Zinco
Il minerale dimenticato per le difese
Quando si parla di difese immunitarie, la vitamina C è la star, la vitamina D è la tendenza del momento, ma lo zinco rimane nell'ombra nonostante sia essenziale quanto entrambe. È il secondo minerale in traccia più abbondante nel corpo umano dopo il ferro, con un ruolo in oltre 300 reazioni enzimatiche. Il suo ruolo nell'immunità è così fondamentale che la carenza di zinco è classificata dall'OMS come uno dei principali fattori di rischio globale per malattie infettive, particolarmente nei bambini dei paesi in via di sviluppo.

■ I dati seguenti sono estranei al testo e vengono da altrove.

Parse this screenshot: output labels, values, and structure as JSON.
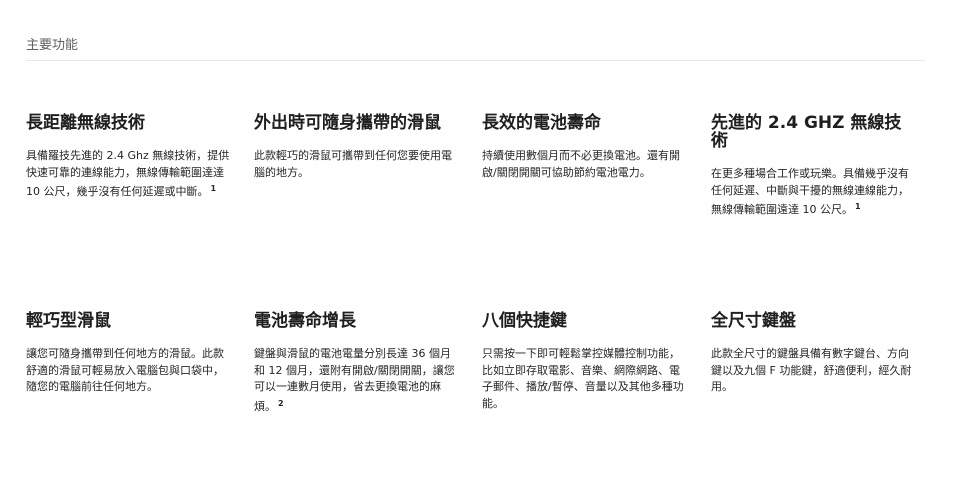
{
  "section": {
    "title": "主要功能"
  },
  "features": [
    {
      "title": "長距離無線技術",
      "desc": "具備羅技先進的 2.4 Ghz 無線技術，提供快速可靠的連線能力，無線傳輸範圍達達 10 公尺，幾乎沒有任何延遲或中斷。",
      "footnote": "1"
    },
    {
      "title": "外出時可隨身攜帶的滑鼠",
      "desc": "此款輕巧的滑鼠可攜帶到任何您要使用電腦的地方。",
      "footnote": ""
    },
    {
      "title": "長效的電池壽命",
      "desc": "持續使用數個月而不必更換電池。還有開啟/關閉開關可協助節約電池電力。",
      "footnote": ""
    },
    {
      "title": "先進的 2.4 GHZ 無線技術",
      "desc": "在更多種場合工作或玩樂。具備幾乎沒有任何延遲、中斷與干擾的無線連線能力，無線傳輸範圍遠達 10 公尺。",
      "footnote": "1"
    },
    {
      "title": "輕巧型滑鼠",
      "desc": "讓您可隨身攜帶到任何地方的滑鼠。此款舒適的滑鼠可輕易放入電腦包與口袋中，隨您的電腦前往任何地方。",
      "footnote": ""
    },
    {
      "title": "電池壽命增長",
      "desc": "鍵盤與滑鼠的電池電量分別長達 36 個月和 12 個月，還附有開啟/關閉開關，讓您可以一連數月使用，省去更換電池的麻煩。",
      "footnote": "2"
    },
    {
      "title": "八個快捷鍵",
      "desc": "只需按一下即可輕鬆掌控媒體控制功能，比如立即存取電影、音樂、網際網路、電子郵件、播放/暫停、音量以及其他多種功能。",
      "footnote": ""
    },
    {
      "title": "全尺寸鍵盤",
      "desc": "此款全尺寸的鍵盤具備有數字鍵台、方向鍵以及九個 F 功能鍵，舒適便利，經久耐用。",
      "footnote": ""
    }
  ]
}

Perché lo zinco è così importante per le difese
Lo zinco è necessario per quasi ogni aspetto della risposta immunitaria. Senza di esso: i linfociti T non maturano normalmente nel timo (lo zinco è essenziale per la produzione del fattore timico, ormone peptidico che regola la maturazione dei T-linfociti), i linfociti B non producono anticorpi efficacemente, le cellule NK (Natural Killer) hanno ridotta citotossicità, i macrofagi hanno compromessa capacità fagocitica, la barriera epiteliale (pelle e mucose) perde integrità.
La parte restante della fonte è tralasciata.